During the same time period, Vink said, the state's 65-and-over population grew 8.2 percent. That group comprised 14.4 percent of the state's 19.6 million people in 2013, up from 13.5 percent in 2010, he said.
The 65-and-over population increased 6.6 percent in Nassau and 10.8 percent in Suffolk between 2010 and 2013, Newsday's analysis showed.
The census data show the nation continues to see gains in its minority population, which also is reflected on Long Island.

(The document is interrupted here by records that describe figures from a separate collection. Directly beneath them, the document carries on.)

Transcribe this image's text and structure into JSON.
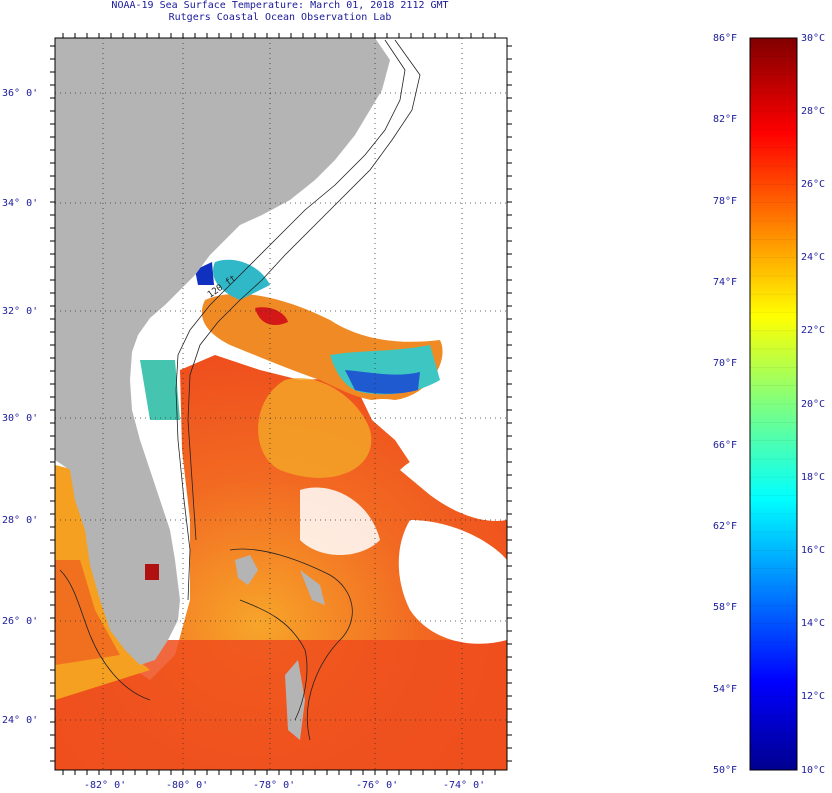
{
  "header": {
    "title_line1": "NOAA-19 Sea Surface Temperature:  March 01, 2018 2112 GMT",
    "title_line2": "Rutgers Coastal Ocean Observation Lab"
  },
  "map": {
    "lat_labels": [
      "36° 0'",
      "34° 0'",
      "32° 0'",
      "30° 0'",
      "28° 0'",
      "26° 0'",
      "24° 0'"
    ],
    "lon_labels": [
      "-82° 0'",
      "-80° 0'",
      "-78° 0'",
      "-76° 0'",
      "-74° 0'"
    ],
    "isobath_label": "120 ft",
    "colors": {
      "land": "#b4b4b4",
      "cloud": "#ffffff",
      "warm_sst": "#f2501e",
      "mid_sst": "#f5a020",
      "cool_sst": "#30c8c8",
      "cold_sst": "#1030c0"
    }
  },
  "colorbar": {
    "fahrenheit_labels": [
      "86°F",
      "82°F",
      "78°F",
      "74°F",
      "70°F",
      "66°F",
      "62°F",
      "58°F",
      "54°F",
      "50°F"
    ],
    "celsius_labels": [
      "30°C",
      "28°C",
      "26°C",
      "24°C",
      "22°C",
      "20°C",
      "18°C",
      "16°C",
      "14°C",
      "12°C",
      "10°C"
    ],
    "range_f": [
      50,
      86
    ],
    "range_c": [
      10,
      30
    ],
    "colormap": "jet"
  }
}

"Asians were the fastest-growing group from 2012 to 2013, though that distinction has alternated between Asians and Hispanics over the years," the bureau said. The Asian population nationally grew by almost 2.9 percent, to 19.4 million people.

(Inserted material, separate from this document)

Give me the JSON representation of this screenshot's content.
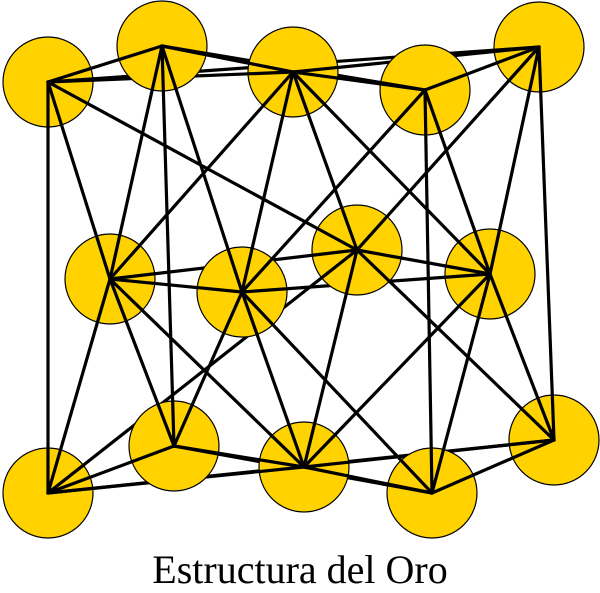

Newsday's analysis of census figures shows that Asians on the Island had the second-largest percentage increase between 2012 and 2013, growing 3.48 percent in Nassau for a 2013 total of 117,713 people, and 3.10 percent in Suffolk, for a 2013 total of 57,302 residents.
Native Hawaiians and Other Pacific Islanders had a larger percentage increase in Nassau, at 5.93 percent, and grew 2.13 percent in Suffolk. Their numbers are far lower, with about 1,200 people in both counties, census data show.
The Hispanic population in Nassau during the same period grew by 2.55 percent, to 212,005 people, and by 2.44 percent in Suffolk, to 265,513 people. Hispanics can be of any race.
Other minority groups saw their populations grow on the Island, too: The number of African-Americans rose by 1.81 percent in Nassau to 167,173 people, and by 1.29 percent in Suffolk, for a 2013 total of 123,375. The far smaller Native American population grew by 1.8 percent in Nassau, to 6,401 people in 2013, and nearly 2.2 percent in Suffolk, to 8,596.
Nassau's total estimated population in 2013 was 1,352,146 and Suffolk's was 1,499,738.
Non-Hispanic whites remain the largest racial group on Long Island, as well as in the nation and in New York State. But their numbers on the Island declined slightly from 2012 to 2013, dipping 0.94 percent in Nassau to 856,075 people, and 0.70 percent in Suffolk to 1,050,804.
Non-Hispanic whites were the only group that had more deaths than births over the one-year period, the bureau reported. However, because of migration, the bureau said the non-Hispanic white population nationally rose 0.1 percent, for an estimated total of 197.8 million, or 62.6 percent of the nation's population in 2013, down from 63 percent in 2012.